A Dene MP is concerned the Liberal government will radically change her proposed bill to establish a national Indigenous holiday acknowledging the dark legacy of Canada’s residential school system.
On Wednesday, the Liberals announced they intend to support a private member’s bill introduced by NDP MP Georgina Jolibois that proposes setting a statutory holiday on June 21, which is National Indigenous Peoples Day.
The government has been consulting with Indigenous organizations about creating a holiday to honour survivors and raise awareness about the church-run, government-backed schools – one of the 94 recommendations of the Truth and Reconciliation Commission.
But Jolibois said she has yet to hear from the Liberals on her proposed bill.
“Quite frankly, I’m concerned that the Liberals will play politics with Indigenous history and culture,” said Jolibois in a press release. “Instead of discarding the work that’s already been done by Indigenous peoples, I urge the Liberals to work with us on this bill.”
One government official, speaking on condition of anonymity, said Indigenous leaders still haven’t settled on whether the day should be a full-blown statutory holiday or a day of tribute that would offer some form of symbolic recognition.
The Liberals plan to move the behind-the-scenes discussion into a parliamentary forum, allowing Indigenous groups, leaders and residential school survivors to debate the idea with parliamentarians.
Assembly of First Nations National Chief Perry Bellegarde said First Nations support a national day to “recognize the tragic and painful legacy of residential schools” and respect and remember the “too many children taken from their homes and families,” while also honouring survivors and their families.
“The residential schools era is indeed a dark chapter, and we must never forget,” he said in a statement.
“A day dedicated to remembering and honouring the students of residential schools will help to increase public understanding of our shared history, and better inform our work together going forward.
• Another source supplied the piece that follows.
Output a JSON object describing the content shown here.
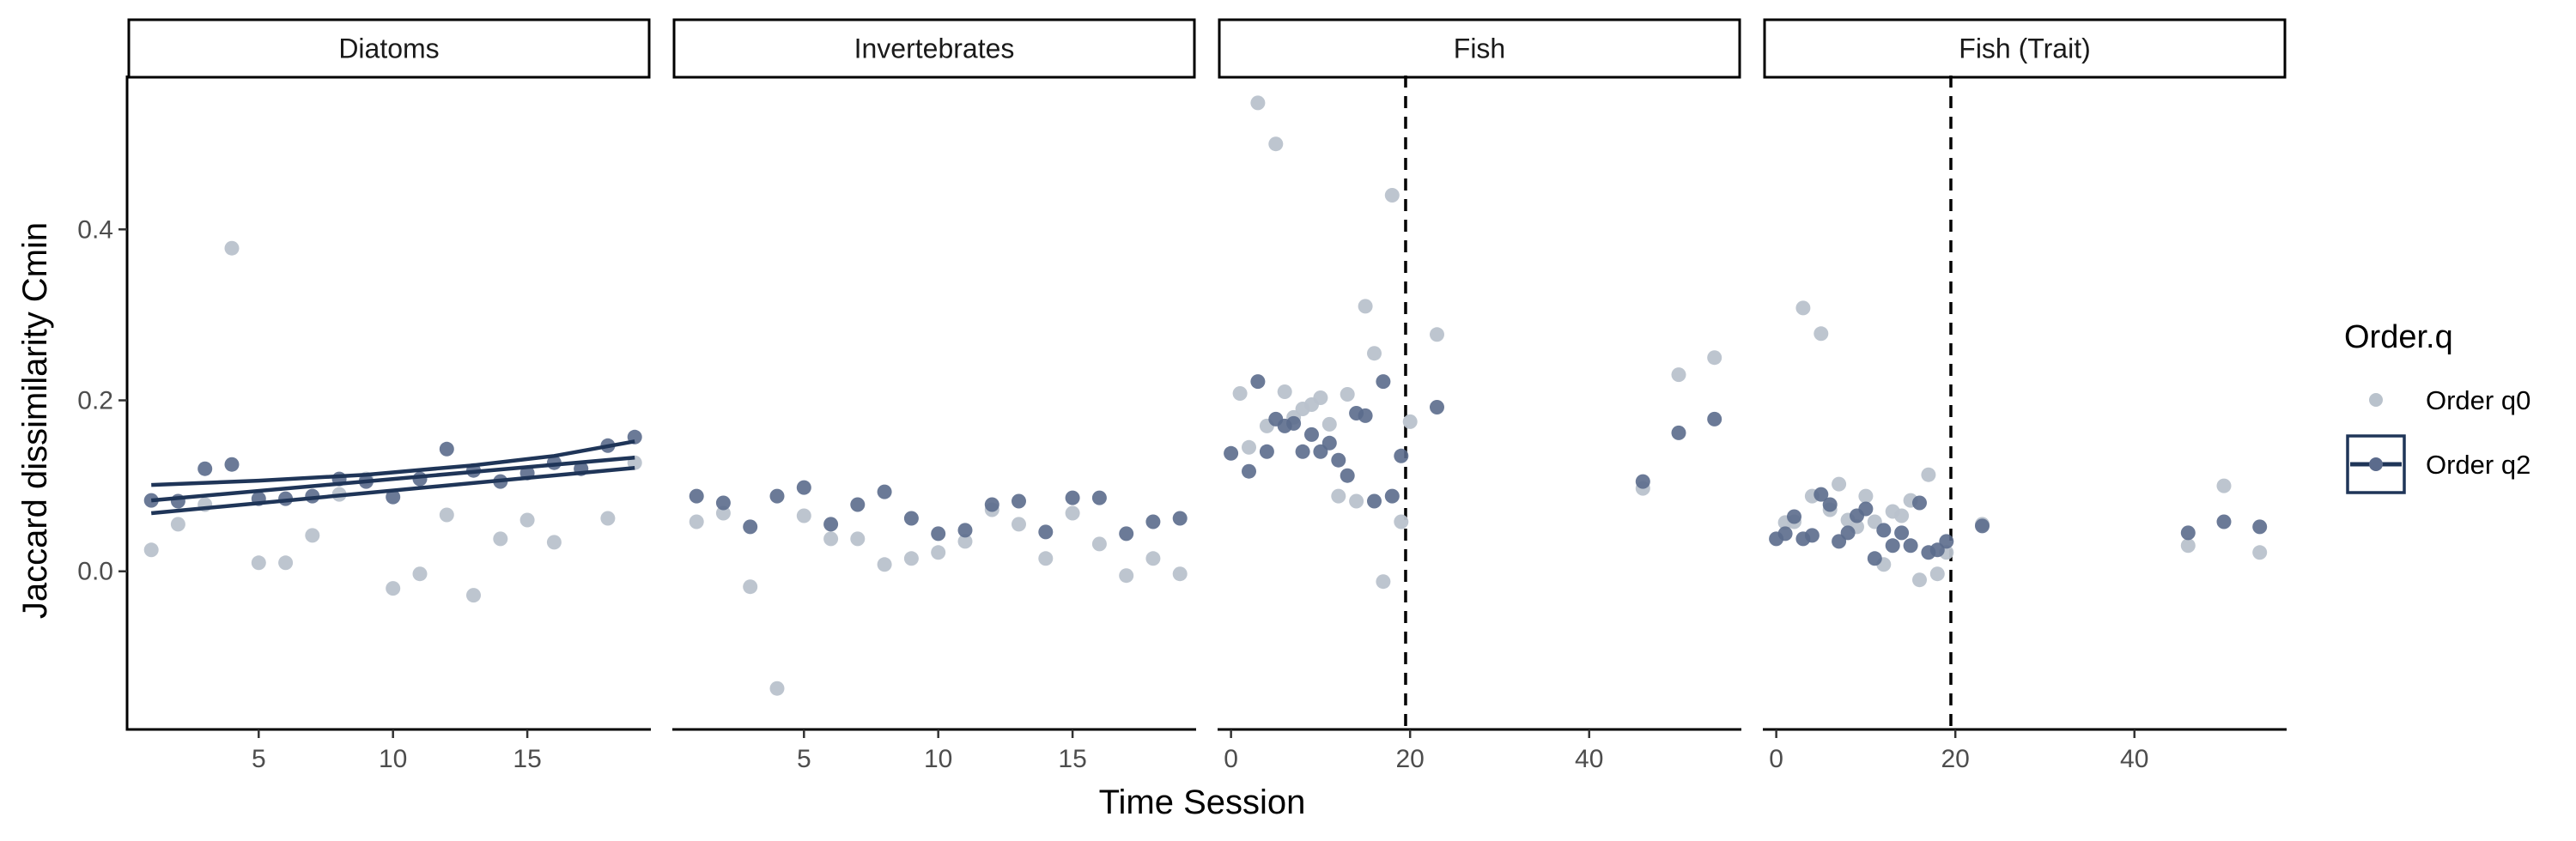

It is an important part of reconciliation and First Nations need to be involved in choosing an appropriate date.”
The government-funded, church-run residential schools operated for more than a century. Indigenous children were ripped away from their families, usually starting in late September, and sent to schools where they endured widespread sexual, emotional and physical abuse.
The previous Conservative government issued a formal apology in 2008.
If Parliament did approve a National Day for Truth and Reconciliation as a statutory holiday, it would only apply to federally regulated workplaces _ the civil service, marine ports, airports, airlines and telecommunications companies.
Provinces and territories would have to amend their existing labour codes to establish any additional day off.